The notion behind Scorsese's "Wolf" is to characterize this guy as scum, a rotten, money-grubbing individual who, in one scene where he flips the bird to a cold caller whom he later calls a loser, loves money and nothing else. By observing his flamboyant lifestyle and his endless motivational speeches to his crew (Belfort is now a legal motivational speaker), we see a swindler, a con artist who is unapologetic from first frame to last. Viewers who walk out (a twitter account has been established for this purpose) on "Wolf" because it is too excessive or maybe too boring (though I can't see how) are missing the film's acerbic humor (the Golden Globes have nominated the film for Best Comedy).
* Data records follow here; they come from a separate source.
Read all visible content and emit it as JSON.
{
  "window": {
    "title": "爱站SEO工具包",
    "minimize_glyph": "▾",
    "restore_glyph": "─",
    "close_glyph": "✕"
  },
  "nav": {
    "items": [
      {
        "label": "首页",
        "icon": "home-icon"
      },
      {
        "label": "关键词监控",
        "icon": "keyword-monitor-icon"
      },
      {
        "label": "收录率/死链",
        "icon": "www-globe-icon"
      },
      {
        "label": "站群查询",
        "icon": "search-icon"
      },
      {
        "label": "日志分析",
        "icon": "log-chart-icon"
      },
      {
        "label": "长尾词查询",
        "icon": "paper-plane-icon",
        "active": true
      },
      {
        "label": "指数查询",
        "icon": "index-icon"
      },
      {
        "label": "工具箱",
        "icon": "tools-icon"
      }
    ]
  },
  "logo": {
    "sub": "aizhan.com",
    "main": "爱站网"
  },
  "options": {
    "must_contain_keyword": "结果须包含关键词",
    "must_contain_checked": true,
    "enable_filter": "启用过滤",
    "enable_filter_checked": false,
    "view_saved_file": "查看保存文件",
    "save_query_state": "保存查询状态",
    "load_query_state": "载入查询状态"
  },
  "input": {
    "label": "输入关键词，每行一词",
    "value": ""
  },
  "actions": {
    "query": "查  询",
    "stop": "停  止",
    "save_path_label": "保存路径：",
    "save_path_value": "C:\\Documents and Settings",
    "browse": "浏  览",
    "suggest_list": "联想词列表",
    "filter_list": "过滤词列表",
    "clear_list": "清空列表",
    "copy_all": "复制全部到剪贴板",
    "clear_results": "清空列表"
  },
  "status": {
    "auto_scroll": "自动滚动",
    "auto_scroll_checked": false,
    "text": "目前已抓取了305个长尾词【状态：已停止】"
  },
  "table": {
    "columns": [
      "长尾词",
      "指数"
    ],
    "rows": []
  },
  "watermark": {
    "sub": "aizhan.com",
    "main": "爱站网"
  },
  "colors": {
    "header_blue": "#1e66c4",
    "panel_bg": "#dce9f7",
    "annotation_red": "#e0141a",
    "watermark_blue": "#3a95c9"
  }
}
You can call "Wolf of Wall Street" whatever you want but it is definitely not porn nor is it a comfortable movie experience, but there are more than a few funny lines. "Wolf of Wall Street" is an indictment of a man who stole from the rich and the middle-class to give to himself. An observation of what Jordan Belfort is rather than who he is has pretty much defined Scorsese's cinematic career - he divulges insights based on behavioral study. All this talk of too much sex, too much profane language and too much drug-ingesting neglects the bigger issues.